Panowie, upał nie jest dobry dla każdego. Gdyby tak było, nie byłoby zasłabnięć. Kiedy jest wysoka temperatura, >30stp. i wysoka wilgotność, zerowy wiatr, czyli kiepska termoregulacja, organizm się przeciąża...Nie jestem fizjologiem, ale pewnie żaden nie zaleci na taka pogodę intensywnego wysiłku. Czy można? Pewnie, że tak. Dziś grała ekstraklasa, komentator nie miał czym oddychać, a kopacze grali. Da się, ale do tego trzeba być młodym, zawodowym sportowcem, mającym sztab lekarzy i fizjologów do dyspozycji na co dzień i stały monitoring zdrowia (bo ono kosztuje klub sporo kasy). Miałem przy takiej pogodzie niedawno trening z młodszą o dziesięć lat dziewczyną (przynajmniej tak szacuję), w 2/3ich dystansu odpuściłem - kompletnie osłabłem mimo nawodnienia, byłem bez sił, nogi jak z waty, a biegam regularnie i mam ruch 5 dni w tygodniu.
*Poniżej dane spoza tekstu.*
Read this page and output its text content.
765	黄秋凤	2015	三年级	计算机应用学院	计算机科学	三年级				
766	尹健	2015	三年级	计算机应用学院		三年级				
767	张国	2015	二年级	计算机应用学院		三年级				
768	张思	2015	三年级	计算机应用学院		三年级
Nie uważam, że nie można - ale z głową. Można wolniej, można więcej płynów, ale każdy z nas, będąc na różnym poziomie, w różnym wieku, z różną wydolnością, niech lepiej słucha, co mówi ciało....Zwłaszcza początkujący...Jest różnica między twardzielem, a kozakiem...To rozsądek.
A i jeszcze jedno - biegam w mróz, śnieżycę, deszcz...tak dla ścisłości.
klosiu, 5.5-6.5km -> jezioro, kapiel -> z powrotem. Takie mam teraz środy, a ostatnio zdarza się i w weekend. Rewelacja, też na to czekam!